Most of this area might be staying short like a chia pet but without the combination of the aquaponics and the duck farming/chicken farming, I don't believer I would have ever gotten this much grass growing on the gravel here. The 2 dry looking spots are actually straw I put out for bedding and improving foraging.
I can sure tell the difference in the fall color between the last two days and today from the photo I took, I think tomorrow or the next day I will try to take a comparison photo of the trees.
Earlier this year I had noticed the pond had gotten bigger even though it was shallower.
I took notice after noticing that it was from the ducks foraging in the sand and gravel, I thought certainly they must be making a mess for me to clean out at the bottom of the pond and that was how I got started cleaning out pond muck.
But only a few bucket fulls out of over a hundred bucketfuls of mostly fish waste were ones with a bit of sand and pea gravel.
No missing sand in pond, no missing sand in droppings.
On remeasuring the pond early this summer I found it had gone from 15' X 35' to 18' X 38'.
And so a few days ago when I thought this was a lot of sand to be missing, I decided "they must digest it, and that is why they make so much droppings when they eat little vegetation or feed".
So today I was asked by someone how big it is so I decided to measure it since I had noticed it got bigger.
This time, the pond went from 18' X 38' to 23' X 46' and now I realize why the level hasn't been coming up as much as it usually does this time of year, it actually has more water in it because it's so much bigger.
The way I figure there is 50% more water than normal in the pond when it is a dryer year than normal.
My pond has been frozen over since about the beginning of December.
No packing water to the ducks this year though.
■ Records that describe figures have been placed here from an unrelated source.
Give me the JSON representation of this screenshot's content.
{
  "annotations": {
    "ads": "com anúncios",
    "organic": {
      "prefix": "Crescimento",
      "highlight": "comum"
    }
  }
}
The ducks started eating snow and are actually doing better eating the snow than the water I packed to them.
Lots of plans for spring, even more than usual.
Almost 700 seedlings on order, should keep me busy all spring!
I'm mostly planting evergreens this year.
I think I have the place in good enough shape to get a better survival rate out of them and they are more efficient than most broad-leaved trees at pulling water vapor out of the air.
Should help feed the pond extra water if this turns out.
Should also improve the snow catching capability/wind erosion control/dirt trap for other peoples wind erosion.
I am going to plant some fruit trees as well as Filberts (hazel nuts).
Somewhere between 2 and 4 years left before I can start harvesting bass, long term commitment investment these bass, they have to be 4 years old before they reproduce, going to wait till the offspring are old enough to reproduce.
My biggest fear is they (the bass) will be like my birds and be forever young and non-reproductive, even my oldest birds (3 years +) seem to still lay pullet eggs.